Entonces empecé a apelar a las fuerzas agotadoras de lo irracional. Si hubiera vivido aún su misteriosa amiga americana, puede estar segura de que habría recurrido a sus inquietantes servicios; en lugar de ello, me dediqué a las mesas parlantes, a llevar anillos incrustados con ciertas piedras, hice coser imanes entre los pliegues de mi ropa, uñas de ahorcados o diminutos frascos que contenían hierbas, semillas, piedrecitas pintadas; consulté con brujos, zahoríes, echadoras de cartas, videntes, adivinos de todo tipo; echaron los dados, quemaron un retrato de su hija en un plato de porcelana blanca y observaron su ceniza, se frotaron el brazo izquierdo con hojas de verbena fresca, se pusieron debajo de la lengua bezoares de hiena, esparcieron harina por el suelo, hicieron un sinfín de anagramas de los nombres y seudónimos de su hija, sustituyeron por cifras las letras de su apellido esforzándose por llegar hasta 253, examinaron la llama de una vela a través de jarros llenos de agua, echaron sal al fuego y escucharon su crepitación, quemaron granos de jazmín o ramas de laurel y observaron su humo, vertieron en una taza llena de agua una clara de huevo fresco puesto por una gallina negra o plomo o cera derretida y miraron las figuras que se formaron; asaron omóplatos de oveja sobre ascuas, colgaron tamices de un hilo y los hicieron voltear, examinaron lechas de carpa, cabezas de asno muerto, círculos de grano picoteado por un gallo. El once de julio de mil novecientos cincuenta y siete ocurrió lo inesperado: uno de los hombres a quienes había apostado en Lédignan, y que seguían vigilando pese a la muerte de la condesa de Beaumont, me telefoneó para informarme que Elizabeth acababa de escribir a la alcaldía solicitando su partida de nacimiento. Pedía que se la mandasen a un hotel de Orange.
Lo lógico —si cabe invocar aún la lógica— hubiera sido que aprovechara la ocasión para dar fin a aquella historia sin salida. Me bastaba con sacar de su funda de piel verde el arma que, poco más de tres años antes, había decidido que sería el instrumento de mi venganza: un bisturí de campaña con mango de cuerno, análogo exteriormente a una navaja barbera pero infinitamente más cortante, que había aprendido a manejar con una incomparable destreza, y presentarme bruscamente en Orange. En vez de ello, me limité a dar a mis hombres la orden de localizar a su hija y mantenerla bajo la más estricta vigilancia. Con todo, se les escapó en Orange —no existía el hotel; había ido a correos diciendo que se había equivocado, y el encargado de las devoluciones había recuperado la carta de la alcaldía de Lédignan y se la había entregado—, pero volvieron a descubrir su rastro a las pocas semanas en Valence. Allí se casó, teniendo como padrinos a dos compañeros de obra de François Breidel.

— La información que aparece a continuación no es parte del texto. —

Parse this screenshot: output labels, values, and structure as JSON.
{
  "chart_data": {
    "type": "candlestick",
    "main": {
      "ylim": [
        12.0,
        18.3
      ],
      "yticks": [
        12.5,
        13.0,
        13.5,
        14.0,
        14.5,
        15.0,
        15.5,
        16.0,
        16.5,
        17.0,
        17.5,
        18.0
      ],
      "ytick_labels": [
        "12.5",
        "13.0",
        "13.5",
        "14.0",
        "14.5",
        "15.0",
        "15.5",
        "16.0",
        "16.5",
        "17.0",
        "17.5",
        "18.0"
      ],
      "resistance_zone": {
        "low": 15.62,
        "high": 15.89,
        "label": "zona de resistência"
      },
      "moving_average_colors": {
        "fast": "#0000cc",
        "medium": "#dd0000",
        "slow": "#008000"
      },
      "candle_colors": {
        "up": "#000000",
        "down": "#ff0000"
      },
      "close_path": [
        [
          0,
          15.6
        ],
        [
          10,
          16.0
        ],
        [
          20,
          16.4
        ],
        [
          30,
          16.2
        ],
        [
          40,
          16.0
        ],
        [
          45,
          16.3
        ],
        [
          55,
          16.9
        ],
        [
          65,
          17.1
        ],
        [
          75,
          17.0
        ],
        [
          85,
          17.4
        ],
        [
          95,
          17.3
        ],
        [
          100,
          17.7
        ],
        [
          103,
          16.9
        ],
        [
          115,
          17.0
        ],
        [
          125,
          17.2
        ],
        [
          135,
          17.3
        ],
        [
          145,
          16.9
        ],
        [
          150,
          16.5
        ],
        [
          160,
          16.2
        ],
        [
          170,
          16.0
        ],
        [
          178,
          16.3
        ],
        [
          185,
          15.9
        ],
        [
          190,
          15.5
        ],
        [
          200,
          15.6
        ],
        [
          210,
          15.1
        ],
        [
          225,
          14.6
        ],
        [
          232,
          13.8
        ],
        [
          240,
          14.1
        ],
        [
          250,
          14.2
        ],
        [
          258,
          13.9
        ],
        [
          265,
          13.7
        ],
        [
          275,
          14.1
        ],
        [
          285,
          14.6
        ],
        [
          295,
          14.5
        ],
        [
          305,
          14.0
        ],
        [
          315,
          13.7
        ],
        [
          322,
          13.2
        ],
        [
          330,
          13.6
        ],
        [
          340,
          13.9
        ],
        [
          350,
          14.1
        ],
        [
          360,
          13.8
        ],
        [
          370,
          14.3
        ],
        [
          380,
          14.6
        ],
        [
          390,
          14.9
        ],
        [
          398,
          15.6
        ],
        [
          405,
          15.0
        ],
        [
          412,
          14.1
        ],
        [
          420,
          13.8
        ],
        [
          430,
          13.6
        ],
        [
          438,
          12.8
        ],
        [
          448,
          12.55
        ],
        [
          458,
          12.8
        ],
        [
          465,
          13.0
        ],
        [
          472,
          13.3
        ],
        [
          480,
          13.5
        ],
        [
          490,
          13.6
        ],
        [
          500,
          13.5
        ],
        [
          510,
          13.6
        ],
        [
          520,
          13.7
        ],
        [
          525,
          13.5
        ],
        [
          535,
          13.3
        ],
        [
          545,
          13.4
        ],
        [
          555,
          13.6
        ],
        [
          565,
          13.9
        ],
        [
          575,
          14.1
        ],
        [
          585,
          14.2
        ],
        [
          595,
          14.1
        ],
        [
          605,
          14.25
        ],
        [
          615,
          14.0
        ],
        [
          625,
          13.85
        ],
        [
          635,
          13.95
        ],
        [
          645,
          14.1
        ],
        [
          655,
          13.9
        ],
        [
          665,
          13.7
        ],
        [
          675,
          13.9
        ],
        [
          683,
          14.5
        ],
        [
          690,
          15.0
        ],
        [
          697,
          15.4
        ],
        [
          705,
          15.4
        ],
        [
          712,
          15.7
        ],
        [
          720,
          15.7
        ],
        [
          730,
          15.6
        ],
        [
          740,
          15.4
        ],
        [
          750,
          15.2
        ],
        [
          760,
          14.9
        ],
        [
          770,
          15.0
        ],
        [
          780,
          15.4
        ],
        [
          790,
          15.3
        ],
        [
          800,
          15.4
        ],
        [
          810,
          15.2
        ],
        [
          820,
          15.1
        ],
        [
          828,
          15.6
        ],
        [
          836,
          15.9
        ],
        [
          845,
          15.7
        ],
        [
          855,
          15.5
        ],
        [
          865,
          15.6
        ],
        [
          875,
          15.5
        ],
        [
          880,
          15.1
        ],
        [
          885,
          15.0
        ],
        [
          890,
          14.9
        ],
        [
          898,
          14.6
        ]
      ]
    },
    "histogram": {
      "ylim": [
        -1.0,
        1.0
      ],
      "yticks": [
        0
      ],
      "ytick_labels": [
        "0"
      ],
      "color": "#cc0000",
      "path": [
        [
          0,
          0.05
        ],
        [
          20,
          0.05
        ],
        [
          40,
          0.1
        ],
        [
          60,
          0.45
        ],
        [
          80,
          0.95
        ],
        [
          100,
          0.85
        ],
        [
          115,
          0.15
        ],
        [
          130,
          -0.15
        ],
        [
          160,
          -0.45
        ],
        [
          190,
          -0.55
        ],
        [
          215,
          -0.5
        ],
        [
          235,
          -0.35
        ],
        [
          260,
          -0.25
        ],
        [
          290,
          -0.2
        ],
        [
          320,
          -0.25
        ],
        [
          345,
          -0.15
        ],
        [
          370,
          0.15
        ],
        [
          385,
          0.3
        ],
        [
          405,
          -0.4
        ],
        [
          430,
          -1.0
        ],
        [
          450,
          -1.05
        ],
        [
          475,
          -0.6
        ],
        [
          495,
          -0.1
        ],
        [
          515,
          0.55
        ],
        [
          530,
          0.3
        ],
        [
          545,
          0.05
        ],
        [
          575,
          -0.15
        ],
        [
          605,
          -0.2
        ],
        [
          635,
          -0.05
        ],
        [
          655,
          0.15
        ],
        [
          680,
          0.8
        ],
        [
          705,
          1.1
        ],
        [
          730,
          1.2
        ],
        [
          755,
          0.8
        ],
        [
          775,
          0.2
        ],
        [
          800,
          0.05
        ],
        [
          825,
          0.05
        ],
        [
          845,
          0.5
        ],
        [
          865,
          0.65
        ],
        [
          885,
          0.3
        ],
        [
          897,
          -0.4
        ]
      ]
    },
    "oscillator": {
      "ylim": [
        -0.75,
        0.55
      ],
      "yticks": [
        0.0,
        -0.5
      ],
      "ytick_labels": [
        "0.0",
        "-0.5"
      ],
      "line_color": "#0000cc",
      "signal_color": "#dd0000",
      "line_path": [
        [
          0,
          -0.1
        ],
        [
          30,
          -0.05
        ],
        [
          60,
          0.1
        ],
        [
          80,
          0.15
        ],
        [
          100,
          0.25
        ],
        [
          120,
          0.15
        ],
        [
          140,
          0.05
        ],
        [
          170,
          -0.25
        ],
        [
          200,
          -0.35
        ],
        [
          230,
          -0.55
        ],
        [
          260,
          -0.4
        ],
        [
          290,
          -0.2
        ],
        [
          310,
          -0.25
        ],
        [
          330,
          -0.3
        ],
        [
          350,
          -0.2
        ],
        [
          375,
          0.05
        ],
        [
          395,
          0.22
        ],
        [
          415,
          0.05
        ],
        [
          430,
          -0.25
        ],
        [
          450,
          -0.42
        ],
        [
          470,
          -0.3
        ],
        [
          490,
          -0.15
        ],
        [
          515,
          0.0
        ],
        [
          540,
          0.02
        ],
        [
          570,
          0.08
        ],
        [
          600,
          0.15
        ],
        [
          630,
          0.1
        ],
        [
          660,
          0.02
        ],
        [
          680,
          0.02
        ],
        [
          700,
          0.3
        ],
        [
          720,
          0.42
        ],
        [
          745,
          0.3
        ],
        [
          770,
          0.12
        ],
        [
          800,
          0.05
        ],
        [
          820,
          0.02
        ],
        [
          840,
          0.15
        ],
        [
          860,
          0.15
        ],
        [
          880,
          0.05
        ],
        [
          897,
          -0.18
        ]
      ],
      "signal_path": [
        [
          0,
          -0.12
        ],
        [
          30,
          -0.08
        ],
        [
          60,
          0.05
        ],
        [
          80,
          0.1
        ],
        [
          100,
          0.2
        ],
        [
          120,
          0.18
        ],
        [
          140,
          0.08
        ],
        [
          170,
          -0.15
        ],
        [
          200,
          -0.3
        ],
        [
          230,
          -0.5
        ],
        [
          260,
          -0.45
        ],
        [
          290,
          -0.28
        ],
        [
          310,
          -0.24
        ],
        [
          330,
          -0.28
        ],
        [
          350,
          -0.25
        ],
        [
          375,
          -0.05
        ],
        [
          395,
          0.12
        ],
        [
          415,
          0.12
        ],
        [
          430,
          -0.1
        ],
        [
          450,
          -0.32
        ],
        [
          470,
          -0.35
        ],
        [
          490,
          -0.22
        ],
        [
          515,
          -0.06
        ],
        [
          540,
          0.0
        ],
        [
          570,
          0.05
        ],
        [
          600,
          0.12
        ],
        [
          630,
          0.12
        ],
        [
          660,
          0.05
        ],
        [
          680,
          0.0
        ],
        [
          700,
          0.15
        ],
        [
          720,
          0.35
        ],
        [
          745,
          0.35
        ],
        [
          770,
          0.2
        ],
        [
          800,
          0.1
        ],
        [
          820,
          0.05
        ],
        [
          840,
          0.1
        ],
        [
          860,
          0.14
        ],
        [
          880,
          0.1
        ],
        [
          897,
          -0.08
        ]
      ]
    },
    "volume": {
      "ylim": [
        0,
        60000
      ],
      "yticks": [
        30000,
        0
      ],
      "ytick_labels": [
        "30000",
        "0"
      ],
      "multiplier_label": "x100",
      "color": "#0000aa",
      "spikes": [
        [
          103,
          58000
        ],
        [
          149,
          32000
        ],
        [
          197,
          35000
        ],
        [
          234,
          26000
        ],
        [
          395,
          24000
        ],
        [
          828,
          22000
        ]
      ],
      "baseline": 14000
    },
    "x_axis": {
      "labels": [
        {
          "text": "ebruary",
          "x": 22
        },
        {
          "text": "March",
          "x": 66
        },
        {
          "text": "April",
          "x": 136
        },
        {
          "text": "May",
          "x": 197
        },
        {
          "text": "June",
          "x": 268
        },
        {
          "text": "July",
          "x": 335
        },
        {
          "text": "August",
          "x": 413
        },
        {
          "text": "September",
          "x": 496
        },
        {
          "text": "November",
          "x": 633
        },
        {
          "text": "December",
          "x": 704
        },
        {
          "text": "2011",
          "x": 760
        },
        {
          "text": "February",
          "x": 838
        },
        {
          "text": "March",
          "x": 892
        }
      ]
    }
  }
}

Salió aquella misma noche de Valence con su marido. Sin duda habían adivinado que los seguían y estuvieron más de un año intentando escapar; hicieron cuanto pudieron, multiplicando las falsas pistas, las añagazas, las fintas, los falsos indicios, enterrándose en tugurios infectos, aceptando trabajos miserables para sobrevivir: hicieron de vigilantes nocturnos, lavaplatos, vendimiadores, poceros. Pero semana tras semana se iba estrechando el cerco de los cuatro detectives cuyos servicios podía pagar aún. En más de veinte ocasiones tuve la posibilidad de matar impunemente a su hija. Pero cada vez, con un pretexto u otro, dejaba pasarla oportunidad; era como si aquella larga cacería me hubiera hecho olvidar bajo qué juramento la había emprendido: cuanto más fácil me resultaba satisfacer mi venganza, más repugnancia me causaba hacerlo.